The captain mused a little space,
And passed his hand across his face.
"Fain would I find the guide you want,
But ill may spare a pursuivant,
The only men that safe can ride
Mine errands on the Scottish side:
And, though a bishop built this fort,
Few holy brethren here resort;
Even our good chaplain, as I ween,
Since our last siege, we have not seen;
The mass he might not sing or say
Upon one stinted meal a day;
So safe he sat in Durham aisle,
And prayed for our success the while.
Our Norham vicar, woe betide,

Is all too well in case to ride.

The priest of Shoreswood-he could rein
The wildest war-horse in your train:
But then, no spearmen in the hall
Will sooner swear, or stab, or brawl.
Friar John of Tillmouth were the man;
A blythsome brother at the can,
A welcome guest in hall and bower,
He knows each castle, town, and tower,

In which the wine and ale is good,
'Twixt Newcastle and Holy-Rood.
But that good man, as ill befalls,
Hath seldom left our castle walls,
Since on the vigil of St.
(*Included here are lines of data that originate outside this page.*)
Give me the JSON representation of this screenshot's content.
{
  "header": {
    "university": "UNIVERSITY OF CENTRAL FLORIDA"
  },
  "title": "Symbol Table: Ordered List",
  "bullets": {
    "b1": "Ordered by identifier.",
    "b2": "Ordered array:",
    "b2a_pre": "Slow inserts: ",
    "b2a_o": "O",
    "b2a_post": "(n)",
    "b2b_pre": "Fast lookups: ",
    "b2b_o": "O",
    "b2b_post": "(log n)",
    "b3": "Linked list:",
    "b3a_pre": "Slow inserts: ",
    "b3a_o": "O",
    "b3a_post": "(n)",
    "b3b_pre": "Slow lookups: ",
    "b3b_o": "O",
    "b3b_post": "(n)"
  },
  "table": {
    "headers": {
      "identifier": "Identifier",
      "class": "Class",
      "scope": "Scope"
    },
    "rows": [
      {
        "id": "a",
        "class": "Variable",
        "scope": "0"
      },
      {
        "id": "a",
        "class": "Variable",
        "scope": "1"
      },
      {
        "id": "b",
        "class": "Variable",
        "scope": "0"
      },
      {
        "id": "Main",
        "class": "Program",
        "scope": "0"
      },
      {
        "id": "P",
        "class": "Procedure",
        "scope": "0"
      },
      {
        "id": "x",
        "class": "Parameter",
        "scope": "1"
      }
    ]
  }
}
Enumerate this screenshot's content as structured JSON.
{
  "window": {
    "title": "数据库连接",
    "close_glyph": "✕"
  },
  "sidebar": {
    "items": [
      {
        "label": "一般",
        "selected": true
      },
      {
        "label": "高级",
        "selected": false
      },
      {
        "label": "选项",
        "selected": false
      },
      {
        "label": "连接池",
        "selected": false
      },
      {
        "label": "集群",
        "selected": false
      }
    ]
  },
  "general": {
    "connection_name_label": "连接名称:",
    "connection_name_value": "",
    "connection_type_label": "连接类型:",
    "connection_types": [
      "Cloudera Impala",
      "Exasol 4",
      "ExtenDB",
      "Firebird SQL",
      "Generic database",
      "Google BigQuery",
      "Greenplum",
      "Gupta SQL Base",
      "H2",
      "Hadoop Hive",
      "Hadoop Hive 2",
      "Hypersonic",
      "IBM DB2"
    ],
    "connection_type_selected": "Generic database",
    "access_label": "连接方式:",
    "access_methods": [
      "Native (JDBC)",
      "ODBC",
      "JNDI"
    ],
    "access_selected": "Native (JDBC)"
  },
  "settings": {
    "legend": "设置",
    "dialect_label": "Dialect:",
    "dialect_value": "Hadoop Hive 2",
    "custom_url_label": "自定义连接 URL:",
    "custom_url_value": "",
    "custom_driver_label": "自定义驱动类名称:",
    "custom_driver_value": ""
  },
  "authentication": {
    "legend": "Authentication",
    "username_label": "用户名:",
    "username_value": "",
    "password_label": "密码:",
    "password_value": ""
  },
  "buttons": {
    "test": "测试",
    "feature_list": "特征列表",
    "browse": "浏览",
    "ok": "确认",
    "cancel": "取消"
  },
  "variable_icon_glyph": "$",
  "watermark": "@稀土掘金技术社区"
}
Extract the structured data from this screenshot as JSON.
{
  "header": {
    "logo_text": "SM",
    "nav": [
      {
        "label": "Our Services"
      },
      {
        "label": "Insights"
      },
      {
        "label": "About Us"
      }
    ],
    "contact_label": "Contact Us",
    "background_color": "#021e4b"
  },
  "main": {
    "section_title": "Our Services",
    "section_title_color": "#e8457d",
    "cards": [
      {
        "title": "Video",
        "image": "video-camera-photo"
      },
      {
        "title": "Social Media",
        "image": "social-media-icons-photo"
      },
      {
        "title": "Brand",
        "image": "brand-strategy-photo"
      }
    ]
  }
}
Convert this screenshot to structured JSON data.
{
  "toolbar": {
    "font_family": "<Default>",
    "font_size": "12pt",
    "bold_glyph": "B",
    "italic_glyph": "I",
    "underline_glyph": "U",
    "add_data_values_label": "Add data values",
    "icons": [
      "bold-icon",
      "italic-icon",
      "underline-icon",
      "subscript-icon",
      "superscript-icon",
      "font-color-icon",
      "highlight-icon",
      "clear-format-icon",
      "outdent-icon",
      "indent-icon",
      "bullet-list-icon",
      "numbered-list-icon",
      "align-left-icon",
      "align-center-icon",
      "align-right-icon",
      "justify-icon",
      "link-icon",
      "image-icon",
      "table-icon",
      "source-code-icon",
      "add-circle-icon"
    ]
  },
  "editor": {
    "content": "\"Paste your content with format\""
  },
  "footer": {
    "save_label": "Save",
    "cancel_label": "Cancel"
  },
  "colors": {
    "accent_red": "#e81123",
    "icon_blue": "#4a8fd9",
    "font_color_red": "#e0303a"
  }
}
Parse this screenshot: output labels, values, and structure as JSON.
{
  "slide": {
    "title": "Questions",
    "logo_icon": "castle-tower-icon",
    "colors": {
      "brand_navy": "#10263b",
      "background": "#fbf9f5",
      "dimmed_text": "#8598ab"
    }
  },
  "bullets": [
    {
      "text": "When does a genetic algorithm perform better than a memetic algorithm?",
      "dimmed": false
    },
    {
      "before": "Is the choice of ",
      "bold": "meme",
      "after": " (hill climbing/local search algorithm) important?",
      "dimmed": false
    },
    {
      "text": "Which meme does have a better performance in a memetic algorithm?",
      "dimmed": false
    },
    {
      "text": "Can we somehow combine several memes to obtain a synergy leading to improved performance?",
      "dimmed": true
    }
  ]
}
Bede,

In evil hour he crossed the Tweed,
To teach Dame Alison her creed,
Old Bughtrig found him with his wife;
And John, an enemy to strife,
Sans frock and hood, fled for his life.
The jealous churl had deeply swore,
That, if again he ventures o'er,
He shall shrieve penitent no more.
Little he loves such risques I know,
Yet in your guard perchance will go."

XXII.

Young Selby, at the fair hall-board,
Carved to his uncle and that lord,
And reverently took up the word.
"Kind uncle, woe were we each one,
If harm should hap to brother John.
He is a man of mirthful speech,
Can many a game and gambol teach;
Full well at tables he can play,
And sweep at bowls the stake away.
None can a lustier carol bawl,
The needfullest among us all,

When time hangs heavy in the hall,

And snow comes thick at Christmas-tide,
And we can neither hunt, nor ride

A foray on the Scottish side.
The vowed revenge of Bughtrig rude
May end in worse than loss of hood.
Let Friar John, in safety, still
In chimney-corner snore his fill,
Roast hissing crabs, or flagons swill.
Last night to Norham there came one
Will better guide Lord Marmion."
"Nephew." quoth Heron, "by my fay,
Well hast thou spoke; say forth thy say."

XXIII.

"Here is a holy Palmer come,

From Salem first, and last from Rome;
One that hath kissed the blessed tomb,
And visited cach holy shrine,

In Araby and Palestine:

On hills of Armenie hath been,
Where Noah's ark may yet be seen;
By that Red Sea, too, hath he trod,
Which parted at the prophet's rod;
In Sinai's wilderness he saw

The mount where Israel heard the law,
Mid thunder-dint, and flashing levin,
And shadows, mists, and darkness, given.
He shows Saint James's cockleshell,
Of fair Montserrat, too, can tell;

And of that Grot where olives nod, Where, darling of each heart and eye, From all the youth of Sicily,

Saint Rosalie retired to God.

XXIV.

"To stout Saint George of Norwich merry,
Saint Thomas, too, of Canterbury,
Cuthbert of Durham and Saint Bede,
For his sins' pardon hath he prayed.
He knows the passes of the North,
And seeks far shrines beyond the Forth ;
Little he eats, and long will wake,
And drinks but of the stream or lake.
This were a guide o'er moor and dale;
But, when our John had quaffed his ale,
As little as the wind that blows,
And warms itself against his nose,
Kens he, or cares, which way he goes."